Mien van Krieken
‘Het kan geen nacht zo donker worden of het wordt altijd weer licht’
“Een ommetje maken, maar ik kan helemaal niet lopen en zeker niet met dit weer!”, was de verbaasde reactie van Mien van Krieken. Echter een ommetje door haar leven dat lukt wel en zo zitten we op zaterdagochtend aan de keukentafel in haar huis aan de Molenhoeven. Als je met Mien over haar leven praat dan kan het niet anders dan dat Thé, haar man, erbij betrokken wordt. Hij is in 2007 overleden. Zijn foto staat op de kast in de kamer, voorzien van zijn koninklijke onderscheiding maar daarover later meer in dit verhaal.
Mien van Krieken (77 jaar) wordt als jongste van de 9 kinderen in het gezin van Bergen uit Nuland geboren op 30 september 1946. Met haar broer Toon heeft ze haar hele leven een speciale band en hij is als een opa voor haar kleinkinderen nadat Thé overlijdt. Ze weet al vroeg dat ze iets in de verpleging wil doen en dat lukt ook. Ze werkt eerst in het ziekenhuis in Veghel en later in Den Bosch. Dat regelde haar moeder voor haar. Maar toen Mien ontdekte dat de Binckhorst, toen nog een internaat voor jongens met een verstandelijke beperking, in de buurt een vacature had stapte ze daar op af. “Daar hoefde ik niet te poetsen zoals in het ziekenhuis, maar ik moest vooral zorgen dat die jongens die daar woonden gingen poetsen.” Op 19-jarige leeftijd trouwt ze met Thé (Theo) van Krieken. “Ik leerde Thé kennen op dansles maar ik was toen pas 13 en ons mam vond dat niet goed, veels te jong vond ze mij.

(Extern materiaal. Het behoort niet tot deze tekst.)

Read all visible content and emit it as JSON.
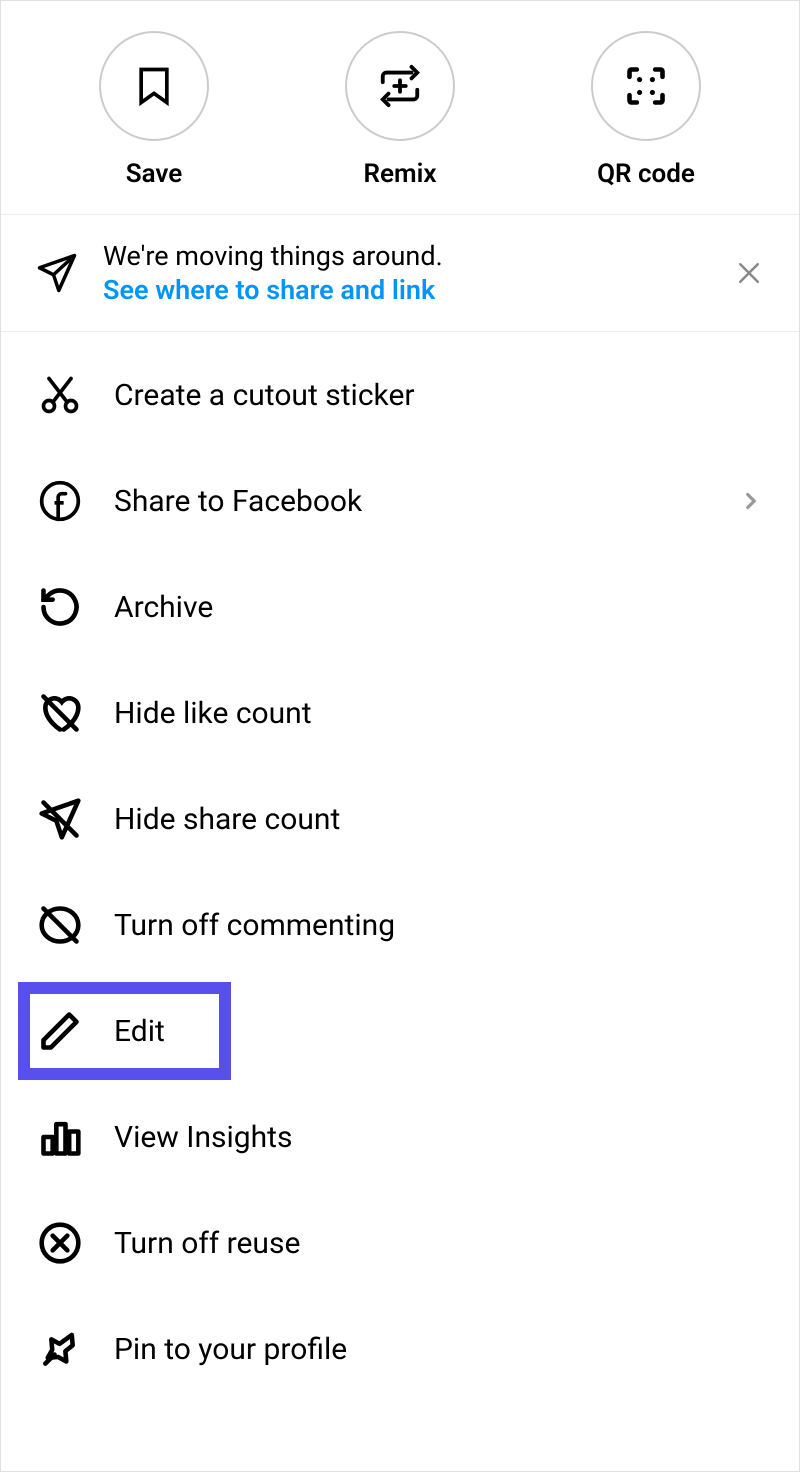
{
  "topActions": {
    "save": "Save",
    "remix": "Remix",
    "qrcode": "QR code"
  },
  "notice": {
    "line1": "We're moving things around.",
    "link": "See where to share and link"
  },
  "menu": {
    "cutout": "Create a cutout sticker",
    "facebook": "Share to Facebook",
    "archive": "Archive",
    "hideLikes": "Hide like count",
    "hideShares": "Hide share count",
    "commenting": "Turn off commenting",
    "edit": "Edit",
    "insights": "View Insights",
    "reuse": "Turn off reuse",
    "pin": "Pin to your profile"
  }
}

Nu begrijp ik dat maar toen vond ik het niks dat we moesten wachten.” Toch deden ze dat en toen ze elkaar jaren later weer troffen, ditmaal op de kermis, was het raak en lieten ze elkaar niet meer los. 45 jaren hebben ze lief en leed gedeeld.
Toen Mien op haar 31ste zag dat er een gemeenschapshuis verderop in de straat werd gebouwd, ze woonden toen met haar gezin, de kinderen Ingrid, Henk en Marjan, aan de Schaapsdijk, besloot ze te solliciteren als beheerder van De Wis. “Ik wilde gaan werken en ik zei tegen ‘papa’, daar wil ik iets mee.” Een gedurfde stap in die tijd maar ze had uitdaging nodig en dat lukte. Ze vertelt dat ‘papa’ zoals ze Thé liefdevol noemt, haar na twee jaar kwam versterken. “Hij kwam in de WAO terecht en kon geen werk vinden en dus besloot hij mij te komen ondersteunen.” Ze deden alles samen maar Mien had de beslissende stem. “Natuurlijk moest mijn familie erachter staan en de kinderen kwamen gemakkelijk de Wis binnengelopen. Wij waren daar veel en we hadden het vertrouwen van héél Loosbroek om dit te doen.” Als we over de Wis praten begint ze te stralen, het waren mooie tijden dat ze daar samen werkten. Ze noemt de peuterspeelzaal. “De peuters noemden Thé de opa van de crèche, en dat vond hij geweldig! Ik was daar niet jaloers op, ik gunde hem dat.”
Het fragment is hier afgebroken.